The recent surge in oil pushed gasoline and other fuel prices higher as well. Average heating oil and diesel prices are expected to increase year-over-year for the first time since 2008, and the
Oil Price Information Service said gasoline prices may hit a national average of $3 per gallon before Christmas day.
The price increases probably won't be enough to affect holiday shopping, but U.S. consumers will eventually pull back on spending at the start of 2011, OPIS chief oil analyst Tom Kloza said.
"This sets up a very shaky January," Kloza said. "People are still going to drive to grandma's house. They're going to take it out on the economy later."
Overnight, the national average pump price added less than a penny to $2.958 a gallon, according to OPIS, auto club AAA and Wright Express. A gallon of unleaded is 11 cents higher than it was
a month ago and 32.6 cents higher than it was a year ago.

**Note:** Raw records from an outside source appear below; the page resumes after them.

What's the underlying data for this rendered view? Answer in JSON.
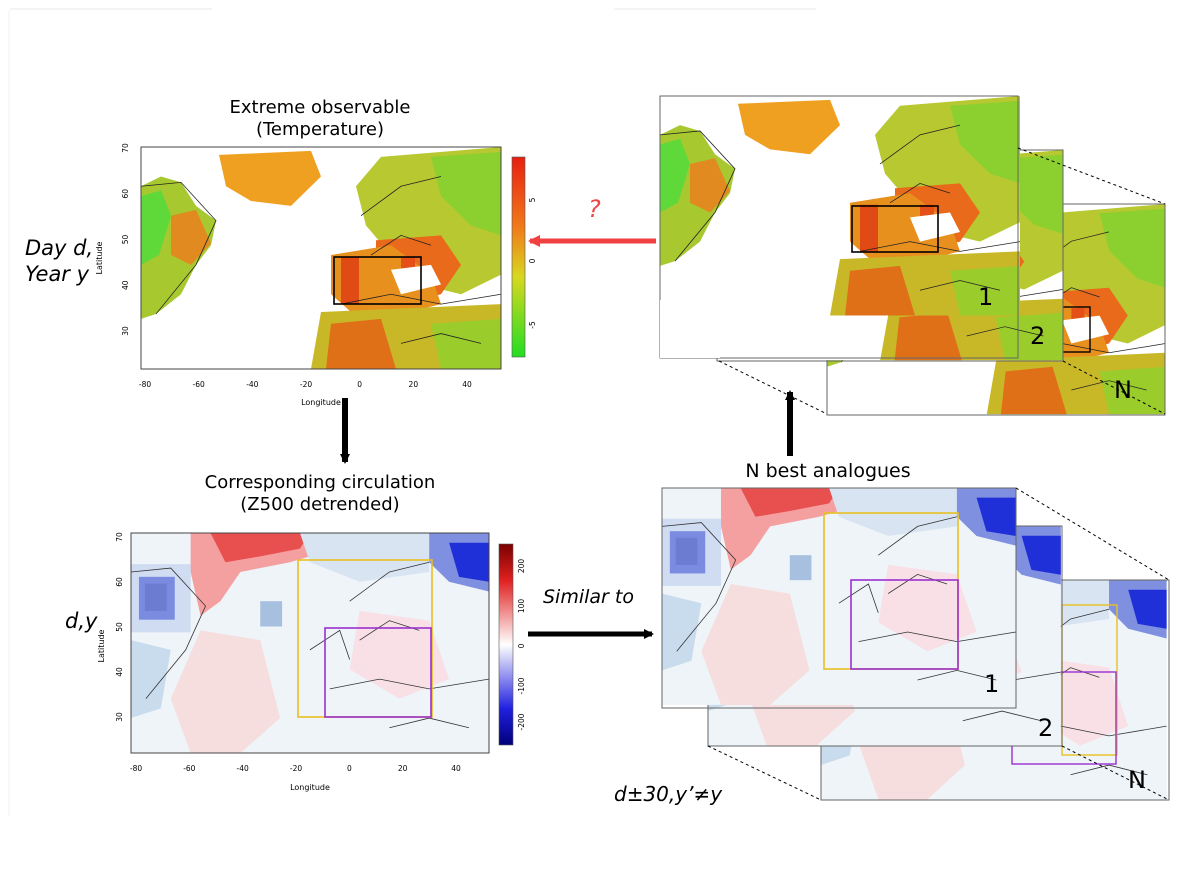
{
  "temperature_panel": {
    "title_line1": "Extreme observable",
    "title_line2": "(Temperature)",
    "side_label_line1": "Day d,",
    "side_label_line2": "Year y",
    "x_axis_label": "Longitude",
    "y_axis_label": "Latitude",
    "x_ticks": [
      "-80",
      "-60",
      "-40",
      "-20",
      "0",
      "20",
      "40"
    ],
    "y_ticks": [
      "30",
      "40",
      "50",
      "60",
      "70"
    ],
    "colorbar_ticks": [
      "5",
      "0",
      "-5"
    ]
  },
  "circulation_panel": {
    "title_line1": "Corresponding circulation",
    "title_line2": "(Z500 detrended)",
    "side_label": "d,y",
    "x_axis_label": "Longitude",
    "y_axis_label": "Latitude",
    "x_ticks": [
      "-80",
      "-60",
      "-40",
      "-20",
      "0",
      "20",
      "40"
    ],
    "y_ticks": [
      "30",
      "40",
      "50",
      "60",
      "70"
    ],
    "colorbar_ticks": [
      "200",
      "100",
      "0",
      "-100",
      "-200"
    ]
  },
  "question_mark": "?",
  "similar_to_label": "Similar to",
  "analogues_label": "N best analogues",
  "date_constraint_label": "d±30,y’≠y",
  "stack_labels": [
    "1",
    "2",
    "N"
  ],
  "colors": {
    "arrow_red": "#f04040",
    "question_red": "#ee4444",
    "yellow_box": "#e8c020",
    "purple_box": "#9b30d0"
  }
}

Kloza said gasoline could rise to between $3.25 and $3.50 a gallon by spring.
On Tuesday benchmark oil for January delivery gave up 78 cents to $88.60 a barrel on the New York Mercantile Exchange. The contract hit $90.76 a barrel earlier in the day, the highest price since Oct. 8, 2008.
Oil prices had been relatively stable for more than a year. They've moved higher since the Federal Reserve announced plans to inject $600 billion into the economy. Prices crossed the $90 mark
early Tuesday as President Obama and Republican leaders hammered out an agreement to extend Bush-era tax cuts. A cold snap also swept through Europe and the U.S., lifting demand for fuel.
Wall Street analysts now predict that oil will hit $100 per barrel sometime next year. They point to rising demand from China and other emerging economies. OPEC countries can crank up production to meet that demand now, but their ability to do that is expected to decline over the next few years.